Além de estágios e viagens, o roupeiro assiste aos jogos no relvado. O próprio reconhece que não é fácil sofrer de fora.

«Tenho de estar no banco de apoio juntamente com pessoas do departamento médico e com treinadores. Fácil? Ui! Depende. Eu bem tento, mas às é difícil. Para quem vive e chora pelo Paços, não é fácil. Quando não consigo ver mais, venho para aqui, mas nem ligo a televisão!», diz com a voz embargada quem já derramou muitas lágrimas pelo Paços de Ferreira.
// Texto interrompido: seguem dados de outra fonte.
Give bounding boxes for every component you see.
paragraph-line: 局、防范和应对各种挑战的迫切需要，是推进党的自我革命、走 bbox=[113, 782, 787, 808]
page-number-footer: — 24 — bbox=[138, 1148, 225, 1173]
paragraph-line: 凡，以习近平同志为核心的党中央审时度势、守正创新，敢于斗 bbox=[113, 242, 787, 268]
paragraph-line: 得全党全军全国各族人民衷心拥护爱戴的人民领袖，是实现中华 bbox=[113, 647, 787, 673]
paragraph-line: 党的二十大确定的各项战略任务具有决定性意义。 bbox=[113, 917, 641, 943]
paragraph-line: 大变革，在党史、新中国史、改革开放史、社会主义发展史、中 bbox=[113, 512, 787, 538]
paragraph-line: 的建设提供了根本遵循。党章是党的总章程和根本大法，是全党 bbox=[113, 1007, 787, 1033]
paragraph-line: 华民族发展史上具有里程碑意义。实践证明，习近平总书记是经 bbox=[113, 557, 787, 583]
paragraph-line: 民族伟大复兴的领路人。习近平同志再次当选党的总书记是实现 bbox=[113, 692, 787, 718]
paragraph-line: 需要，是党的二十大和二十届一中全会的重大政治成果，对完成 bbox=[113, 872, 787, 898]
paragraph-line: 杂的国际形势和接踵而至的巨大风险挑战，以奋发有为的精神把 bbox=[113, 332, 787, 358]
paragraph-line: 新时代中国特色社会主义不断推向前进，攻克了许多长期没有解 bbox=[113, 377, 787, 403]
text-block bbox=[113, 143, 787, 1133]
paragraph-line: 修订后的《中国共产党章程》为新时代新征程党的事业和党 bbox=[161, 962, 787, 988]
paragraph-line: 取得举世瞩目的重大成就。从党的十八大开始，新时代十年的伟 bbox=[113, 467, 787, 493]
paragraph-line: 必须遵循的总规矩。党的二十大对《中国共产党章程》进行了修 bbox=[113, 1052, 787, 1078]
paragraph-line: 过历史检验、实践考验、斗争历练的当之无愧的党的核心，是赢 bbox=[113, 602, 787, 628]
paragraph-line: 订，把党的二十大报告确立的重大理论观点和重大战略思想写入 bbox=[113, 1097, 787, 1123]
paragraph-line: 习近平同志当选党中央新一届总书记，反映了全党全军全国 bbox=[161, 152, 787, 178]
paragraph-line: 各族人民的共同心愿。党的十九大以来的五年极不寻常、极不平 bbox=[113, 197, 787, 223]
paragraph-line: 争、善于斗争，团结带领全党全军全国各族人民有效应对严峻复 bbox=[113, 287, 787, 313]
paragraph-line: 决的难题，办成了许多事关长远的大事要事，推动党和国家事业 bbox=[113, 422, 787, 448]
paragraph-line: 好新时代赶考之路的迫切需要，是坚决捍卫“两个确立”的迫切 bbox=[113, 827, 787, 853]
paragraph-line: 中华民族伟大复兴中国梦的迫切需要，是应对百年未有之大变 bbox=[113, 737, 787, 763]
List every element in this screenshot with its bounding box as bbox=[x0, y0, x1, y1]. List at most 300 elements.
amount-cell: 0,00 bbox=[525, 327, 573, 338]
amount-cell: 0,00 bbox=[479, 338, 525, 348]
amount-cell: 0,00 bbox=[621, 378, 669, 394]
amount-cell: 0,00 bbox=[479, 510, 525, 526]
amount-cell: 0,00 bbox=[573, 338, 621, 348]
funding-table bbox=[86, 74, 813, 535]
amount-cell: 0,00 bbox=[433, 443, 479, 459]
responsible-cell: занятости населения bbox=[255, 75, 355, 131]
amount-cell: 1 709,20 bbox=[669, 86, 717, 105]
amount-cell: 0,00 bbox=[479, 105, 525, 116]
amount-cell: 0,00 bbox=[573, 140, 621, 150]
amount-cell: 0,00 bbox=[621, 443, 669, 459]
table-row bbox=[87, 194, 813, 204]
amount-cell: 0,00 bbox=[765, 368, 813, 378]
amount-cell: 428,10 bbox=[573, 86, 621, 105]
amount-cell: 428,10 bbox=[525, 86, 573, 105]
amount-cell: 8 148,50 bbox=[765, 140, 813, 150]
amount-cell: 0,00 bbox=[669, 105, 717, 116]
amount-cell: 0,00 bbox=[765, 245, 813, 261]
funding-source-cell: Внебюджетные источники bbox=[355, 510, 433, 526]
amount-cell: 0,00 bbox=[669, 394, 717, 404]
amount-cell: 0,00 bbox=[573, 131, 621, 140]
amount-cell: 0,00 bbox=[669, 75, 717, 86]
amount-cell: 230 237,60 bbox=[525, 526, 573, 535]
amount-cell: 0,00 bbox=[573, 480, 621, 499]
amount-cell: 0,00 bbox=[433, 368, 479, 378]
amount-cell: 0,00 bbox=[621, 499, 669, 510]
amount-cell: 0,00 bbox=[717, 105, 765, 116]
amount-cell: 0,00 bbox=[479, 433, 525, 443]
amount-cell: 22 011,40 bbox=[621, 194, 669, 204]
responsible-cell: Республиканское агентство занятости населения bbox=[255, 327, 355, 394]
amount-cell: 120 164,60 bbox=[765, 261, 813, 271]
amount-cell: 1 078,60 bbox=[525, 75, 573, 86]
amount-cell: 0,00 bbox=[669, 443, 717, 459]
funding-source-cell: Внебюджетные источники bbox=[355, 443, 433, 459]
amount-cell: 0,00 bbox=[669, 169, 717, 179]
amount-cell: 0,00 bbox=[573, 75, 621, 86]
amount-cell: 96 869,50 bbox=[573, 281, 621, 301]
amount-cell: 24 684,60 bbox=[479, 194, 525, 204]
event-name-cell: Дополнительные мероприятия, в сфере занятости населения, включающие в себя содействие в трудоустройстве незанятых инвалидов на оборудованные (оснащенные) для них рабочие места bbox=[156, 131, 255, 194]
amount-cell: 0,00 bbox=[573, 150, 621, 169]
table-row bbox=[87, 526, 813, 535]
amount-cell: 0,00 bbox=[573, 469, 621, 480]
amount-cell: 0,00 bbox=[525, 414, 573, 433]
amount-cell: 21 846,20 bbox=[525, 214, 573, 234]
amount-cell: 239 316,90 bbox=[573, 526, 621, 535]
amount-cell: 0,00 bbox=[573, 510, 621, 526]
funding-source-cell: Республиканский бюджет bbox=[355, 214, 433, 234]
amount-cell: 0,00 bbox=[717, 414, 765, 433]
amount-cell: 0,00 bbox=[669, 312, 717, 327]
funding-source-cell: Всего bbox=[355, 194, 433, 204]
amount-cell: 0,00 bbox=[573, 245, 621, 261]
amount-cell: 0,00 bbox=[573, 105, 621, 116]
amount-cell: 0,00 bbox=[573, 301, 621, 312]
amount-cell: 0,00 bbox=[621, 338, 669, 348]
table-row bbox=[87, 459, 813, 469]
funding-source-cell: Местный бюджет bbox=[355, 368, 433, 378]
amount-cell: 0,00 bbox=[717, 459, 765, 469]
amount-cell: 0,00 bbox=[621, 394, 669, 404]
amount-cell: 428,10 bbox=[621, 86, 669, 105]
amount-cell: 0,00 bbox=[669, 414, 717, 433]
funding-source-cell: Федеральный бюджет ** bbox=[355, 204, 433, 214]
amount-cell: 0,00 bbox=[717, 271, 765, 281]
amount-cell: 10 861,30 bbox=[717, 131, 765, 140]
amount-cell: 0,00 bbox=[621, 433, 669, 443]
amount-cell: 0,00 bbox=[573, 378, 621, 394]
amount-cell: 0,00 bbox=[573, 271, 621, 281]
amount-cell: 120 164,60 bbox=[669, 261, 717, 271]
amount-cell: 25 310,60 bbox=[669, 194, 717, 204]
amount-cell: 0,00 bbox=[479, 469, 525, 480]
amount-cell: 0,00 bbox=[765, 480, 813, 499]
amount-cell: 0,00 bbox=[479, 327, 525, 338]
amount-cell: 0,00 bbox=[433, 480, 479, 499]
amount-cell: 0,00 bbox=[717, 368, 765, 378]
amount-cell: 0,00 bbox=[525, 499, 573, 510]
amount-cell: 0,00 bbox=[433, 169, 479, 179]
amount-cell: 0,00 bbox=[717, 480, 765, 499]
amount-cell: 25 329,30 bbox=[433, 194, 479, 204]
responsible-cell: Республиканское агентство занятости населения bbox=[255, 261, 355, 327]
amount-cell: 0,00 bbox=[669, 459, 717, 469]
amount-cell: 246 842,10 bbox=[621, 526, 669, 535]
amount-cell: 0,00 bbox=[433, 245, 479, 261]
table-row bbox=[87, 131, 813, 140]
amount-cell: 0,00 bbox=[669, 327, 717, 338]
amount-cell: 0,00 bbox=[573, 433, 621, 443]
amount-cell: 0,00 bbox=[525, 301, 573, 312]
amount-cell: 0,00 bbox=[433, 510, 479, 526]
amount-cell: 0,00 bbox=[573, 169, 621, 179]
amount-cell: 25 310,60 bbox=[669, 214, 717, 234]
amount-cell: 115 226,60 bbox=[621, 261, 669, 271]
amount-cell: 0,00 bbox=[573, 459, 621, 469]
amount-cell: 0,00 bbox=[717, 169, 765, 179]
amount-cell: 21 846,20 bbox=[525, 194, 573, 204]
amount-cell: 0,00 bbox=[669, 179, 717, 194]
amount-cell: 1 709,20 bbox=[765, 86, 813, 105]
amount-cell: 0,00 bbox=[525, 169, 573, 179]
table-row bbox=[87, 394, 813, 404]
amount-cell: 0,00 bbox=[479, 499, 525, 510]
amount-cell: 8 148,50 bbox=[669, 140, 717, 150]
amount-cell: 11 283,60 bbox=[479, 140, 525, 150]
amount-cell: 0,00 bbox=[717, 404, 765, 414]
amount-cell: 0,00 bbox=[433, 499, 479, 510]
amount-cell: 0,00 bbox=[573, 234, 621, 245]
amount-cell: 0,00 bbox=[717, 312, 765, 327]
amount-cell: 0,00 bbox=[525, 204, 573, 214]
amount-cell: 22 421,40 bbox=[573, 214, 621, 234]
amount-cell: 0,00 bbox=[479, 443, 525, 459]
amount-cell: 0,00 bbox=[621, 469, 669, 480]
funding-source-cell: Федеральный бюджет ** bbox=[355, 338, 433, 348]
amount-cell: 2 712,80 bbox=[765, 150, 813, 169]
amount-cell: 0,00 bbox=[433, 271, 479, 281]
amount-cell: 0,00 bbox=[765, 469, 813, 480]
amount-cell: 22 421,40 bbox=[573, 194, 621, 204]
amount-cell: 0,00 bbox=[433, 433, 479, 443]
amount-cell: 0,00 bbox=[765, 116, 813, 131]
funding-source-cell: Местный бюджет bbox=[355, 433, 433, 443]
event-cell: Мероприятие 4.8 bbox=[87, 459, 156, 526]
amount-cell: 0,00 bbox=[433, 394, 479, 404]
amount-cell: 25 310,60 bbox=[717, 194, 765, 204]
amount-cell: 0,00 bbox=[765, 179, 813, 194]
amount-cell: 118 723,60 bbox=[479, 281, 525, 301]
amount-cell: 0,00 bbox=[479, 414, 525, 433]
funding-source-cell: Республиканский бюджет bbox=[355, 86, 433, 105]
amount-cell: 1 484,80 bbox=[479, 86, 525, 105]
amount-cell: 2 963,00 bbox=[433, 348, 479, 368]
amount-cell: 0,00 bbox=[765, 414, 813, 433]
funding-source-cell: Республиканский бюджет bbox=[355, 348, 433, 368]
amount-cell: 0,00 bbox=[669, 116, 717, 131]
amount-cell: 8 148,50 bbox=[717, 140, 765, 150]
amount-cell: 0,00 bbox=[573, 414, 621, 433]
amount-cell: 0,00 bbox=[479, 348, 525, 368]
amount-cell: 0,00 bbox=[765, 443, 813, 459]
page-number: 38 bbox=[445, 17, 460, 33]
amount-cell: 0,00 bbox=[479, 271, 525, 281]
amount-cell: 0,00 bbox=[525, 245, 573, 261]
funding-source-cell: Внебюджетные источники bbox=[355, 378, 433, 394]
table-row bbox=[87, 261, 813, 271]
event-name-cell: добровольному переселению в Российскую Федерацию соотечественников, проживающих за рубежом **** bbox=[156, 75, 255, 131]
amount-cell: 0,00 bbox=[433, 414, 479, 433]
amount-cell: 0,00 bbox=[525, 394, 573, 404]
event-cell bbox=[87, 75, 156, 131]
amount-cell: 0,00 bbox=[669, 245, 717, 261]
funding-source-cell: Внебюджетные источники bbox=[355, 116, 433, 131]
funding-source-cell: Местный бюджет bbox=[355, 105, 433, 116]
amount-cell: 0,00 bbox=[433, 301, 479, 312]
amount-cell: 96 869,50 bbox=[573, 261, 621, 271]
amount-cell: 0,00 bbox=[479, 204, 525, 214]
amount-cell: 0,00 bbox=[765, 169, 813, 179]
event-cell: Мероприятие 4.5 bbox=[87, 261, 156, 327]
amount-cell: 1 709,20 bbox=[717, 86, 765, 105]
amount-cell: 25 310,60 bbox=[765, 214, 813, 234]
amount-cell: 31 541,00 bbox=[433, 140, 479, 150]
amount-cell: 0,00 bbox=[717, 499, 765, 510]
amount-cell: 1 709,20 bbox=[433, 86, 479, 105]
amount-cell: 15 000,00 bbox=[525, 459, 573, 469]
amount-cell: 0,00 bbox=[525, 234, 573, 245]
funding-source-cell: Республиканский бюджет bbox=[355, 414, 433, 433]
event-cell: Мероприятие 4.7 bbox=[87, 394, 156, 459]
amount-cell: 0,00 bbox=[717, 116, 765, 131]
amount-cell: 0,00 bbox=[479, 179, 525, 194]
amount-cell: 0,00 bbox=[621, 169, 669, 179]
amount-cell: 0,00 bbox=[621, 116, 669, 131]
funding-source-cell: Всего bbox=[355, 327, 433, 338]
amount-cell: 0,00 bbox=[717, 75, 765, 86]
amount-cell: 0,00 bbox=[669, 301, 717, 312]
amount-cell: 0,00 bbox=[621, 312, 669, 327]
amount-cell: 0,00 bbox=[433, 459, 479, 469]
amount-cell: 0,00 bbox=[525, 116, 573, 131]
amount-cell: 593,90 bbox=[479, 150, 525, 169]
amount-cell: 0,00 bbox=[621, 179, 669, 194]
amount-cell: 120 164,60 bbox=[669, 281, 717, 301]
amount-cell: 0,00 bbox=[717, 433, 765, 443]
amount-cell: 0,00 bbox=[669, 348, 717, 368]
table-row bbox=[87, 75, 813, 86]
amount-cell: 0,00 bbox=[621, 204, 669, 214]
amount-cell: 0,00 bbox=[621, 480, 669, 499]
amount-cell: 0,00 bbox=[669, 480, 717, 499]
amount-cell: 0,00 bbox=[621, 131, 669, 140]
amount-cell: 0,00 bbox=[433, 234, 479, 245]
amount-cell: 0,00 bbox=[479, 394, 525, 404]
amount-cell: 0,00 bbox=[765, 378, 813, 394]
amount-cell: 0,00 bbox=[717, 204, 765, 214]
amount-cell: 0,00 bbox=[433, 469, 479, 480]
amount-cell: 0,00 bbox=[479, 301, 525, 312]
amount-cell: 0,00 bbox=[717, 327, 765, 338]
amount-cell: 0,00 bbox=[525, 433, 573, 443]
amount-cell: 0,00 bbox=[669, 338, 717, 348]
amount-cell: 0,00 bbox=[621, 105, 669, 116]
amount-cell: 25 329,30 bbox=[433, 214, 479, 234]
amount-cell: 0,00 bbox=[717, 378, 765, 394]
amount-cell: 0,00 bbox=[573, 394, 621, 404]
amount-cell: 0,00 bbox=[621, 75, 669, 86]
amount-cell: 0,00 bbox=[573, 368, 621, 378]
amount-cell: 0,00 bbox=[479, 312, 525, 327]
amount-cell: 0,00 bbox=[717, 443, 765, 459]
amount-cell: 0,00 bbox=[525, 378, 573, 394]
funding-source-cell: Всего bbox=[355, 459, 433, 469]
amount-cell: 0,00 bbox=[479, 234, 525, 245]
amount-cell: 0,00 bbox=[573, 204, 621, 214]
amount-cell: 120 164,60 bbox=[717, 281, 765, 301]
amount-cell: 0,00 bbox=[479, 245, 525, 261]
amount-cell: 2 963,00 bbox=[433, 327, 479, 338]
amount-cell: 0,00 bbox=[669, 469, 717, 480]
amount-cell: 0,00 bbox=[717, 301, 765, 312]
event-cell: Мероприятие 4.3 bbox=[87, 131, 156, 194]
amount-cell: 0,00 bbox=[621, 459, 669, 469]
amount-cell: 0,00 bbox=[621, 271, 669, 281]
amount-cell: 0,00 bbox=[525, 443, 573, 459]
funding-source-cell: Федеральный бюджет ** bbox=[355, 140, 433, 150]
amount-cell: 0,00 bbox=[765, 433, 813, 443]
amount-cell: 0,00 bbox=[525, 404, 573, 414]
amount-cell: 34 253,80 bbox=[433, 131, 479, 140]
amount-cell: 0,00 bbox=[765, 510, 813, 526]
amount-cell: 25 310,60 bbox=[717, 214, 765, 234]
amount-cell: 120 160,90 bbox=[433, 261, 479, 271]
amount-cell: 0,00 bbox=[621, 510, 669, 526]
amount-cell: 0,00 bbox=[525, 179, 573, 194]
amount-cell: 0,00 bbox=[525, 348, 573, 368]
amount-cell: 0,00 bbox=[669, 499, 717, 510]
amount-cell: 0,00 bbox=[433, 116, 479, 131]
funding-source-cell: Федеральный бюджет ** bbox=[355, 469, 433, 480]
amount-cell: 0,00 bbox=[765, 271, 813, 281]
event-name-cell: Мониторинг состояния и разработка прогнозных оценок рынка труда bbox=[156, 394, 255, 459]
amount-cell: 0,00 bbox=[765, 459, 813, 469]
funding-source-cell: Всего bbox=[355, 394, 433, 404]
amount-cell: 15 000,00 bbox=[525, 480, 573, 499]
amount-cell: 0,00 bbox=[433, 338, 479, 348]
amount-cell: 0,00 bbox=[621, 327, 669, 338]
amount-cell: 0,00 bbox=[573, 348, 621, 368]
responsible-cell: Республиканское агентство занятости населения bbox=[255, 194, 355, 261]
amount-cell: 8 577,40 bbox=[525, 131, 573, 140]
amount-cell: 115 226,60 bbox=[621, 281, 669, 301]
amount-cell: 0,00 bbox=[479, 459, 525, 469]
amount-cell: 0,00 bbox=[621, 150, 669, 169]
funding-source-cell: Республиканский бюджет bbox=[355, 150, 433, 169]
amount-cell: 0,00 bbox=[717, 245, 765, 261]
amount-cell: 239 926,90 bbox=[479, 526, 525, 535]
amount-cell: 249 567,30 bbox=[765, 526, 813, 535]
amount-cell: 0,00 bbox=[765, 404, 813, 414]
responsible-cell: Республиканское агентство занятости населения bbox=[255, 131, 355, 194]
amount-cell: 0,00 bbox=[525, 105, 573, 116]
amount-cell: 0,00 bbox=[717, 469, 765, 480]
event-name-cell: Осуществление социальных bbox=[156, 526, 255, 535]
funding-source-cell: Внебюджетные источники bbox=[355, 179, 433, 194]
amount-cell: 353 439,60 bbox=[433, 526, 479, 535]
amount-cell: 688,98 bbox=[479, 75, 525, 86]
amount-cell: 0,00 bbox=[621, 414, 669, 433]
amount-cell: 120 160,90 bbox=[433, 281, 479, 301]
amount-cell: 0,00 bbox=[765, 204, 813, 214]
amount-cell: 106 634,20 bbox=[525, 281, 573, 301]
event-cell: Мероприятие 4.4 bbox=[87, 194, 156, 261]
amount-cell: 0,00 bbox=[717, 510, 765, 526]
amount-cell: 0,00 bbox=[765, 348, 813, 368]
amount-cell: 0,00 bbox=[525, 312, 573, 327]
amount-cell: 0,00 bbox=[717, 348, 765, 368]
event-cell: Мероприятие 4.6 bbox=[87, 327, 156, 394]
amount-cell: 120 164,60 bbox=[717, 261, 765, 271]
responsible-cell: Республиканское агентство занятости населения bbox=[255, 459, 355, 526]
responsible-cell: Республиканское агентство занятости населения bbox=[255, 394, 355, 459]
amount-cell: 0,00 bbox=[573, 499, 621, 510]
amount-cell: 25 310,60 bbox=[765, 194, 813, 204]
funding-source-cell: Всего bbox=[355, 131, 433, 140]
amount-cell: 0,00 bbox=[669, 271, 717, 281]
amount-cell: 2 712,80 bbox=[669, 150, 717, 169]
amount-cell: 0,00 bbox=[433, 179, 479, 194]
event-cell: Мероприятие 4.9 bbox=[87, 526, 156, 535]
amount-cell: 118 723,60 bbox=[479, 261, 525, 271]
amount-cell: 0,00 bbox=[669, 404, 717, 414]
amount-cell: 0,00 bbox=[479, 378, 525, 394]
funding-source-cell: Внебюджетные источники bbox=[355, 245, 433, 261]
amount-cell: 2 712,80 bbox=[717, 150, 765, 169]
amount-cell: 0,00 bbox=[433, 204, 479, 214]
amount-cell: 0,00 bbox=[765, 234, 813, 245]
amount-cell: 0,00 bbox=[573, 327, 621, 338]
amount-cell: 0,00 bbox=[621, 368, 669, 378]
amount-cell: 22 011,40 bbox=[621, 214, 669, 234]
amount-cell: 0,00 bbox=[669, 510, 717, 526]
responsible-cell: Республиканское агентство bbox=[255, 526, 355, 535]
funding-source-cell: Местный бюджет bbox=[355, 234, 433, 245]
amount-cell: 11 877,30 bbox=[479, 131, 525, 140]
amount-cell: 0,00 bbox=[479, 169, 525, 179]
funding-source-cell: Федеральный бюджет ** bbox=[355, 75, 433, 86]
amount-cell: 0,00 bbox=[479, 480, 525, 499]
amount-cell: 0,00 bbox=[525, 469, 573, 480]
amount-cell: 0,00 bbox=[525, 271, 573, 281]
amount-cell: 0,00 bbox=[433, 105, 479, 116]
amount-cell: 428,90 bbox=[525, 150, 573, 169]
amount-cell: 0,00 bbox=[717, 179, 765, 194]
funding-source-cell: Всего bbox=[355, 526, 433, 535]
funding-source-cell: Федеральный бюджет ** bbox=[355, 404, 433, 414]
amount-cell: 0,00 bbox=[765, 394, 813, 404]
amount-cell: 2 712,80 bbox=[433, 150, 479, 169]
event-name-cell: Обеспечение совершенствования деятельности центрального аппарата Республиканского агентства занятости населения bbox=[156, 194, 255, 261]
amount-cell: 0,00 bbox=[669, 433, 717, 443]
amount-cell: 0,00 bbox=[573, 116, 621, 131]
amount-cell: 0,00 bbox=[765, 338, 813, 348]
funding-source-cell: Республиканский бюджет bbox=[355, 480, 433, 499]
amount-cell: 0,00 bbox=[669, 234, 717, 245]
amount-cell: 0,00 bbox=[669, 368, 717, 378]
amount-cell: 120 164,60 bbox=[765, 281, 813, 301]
«Chorei muitas vezes, sobretudo nas descidas. Foram todas muito duras. Mas chorei de alegria quando fomos à Liga dos Campeões.»

Uma noite sem dormir para lavar equipamentos

Há várias peripécias na vida de Paulo Neto: desde ir de muletas à madeira até passar uma noite às claras para tratar da roupa.

«Em 2008 fizemos um estágio em Celorico e dois dias depois fomos para Marrocos. Chegámos sábado e segunda-feira partimos outra vez. Nem desfiz as malas, foram conforme vieram. Foi um mês de loucos! Lavei a roupa, sequei-a e meti nos sacos para partirmos. Chegámos às 5h00 da manhã de sábado e no dia seguinte jogámos em Barcelos. Só pensava como ia ter os equipamentos prontos. Não fui à cama!», refere.

A conversa chega ao fim com muitas outras histórias de Tibi por contar.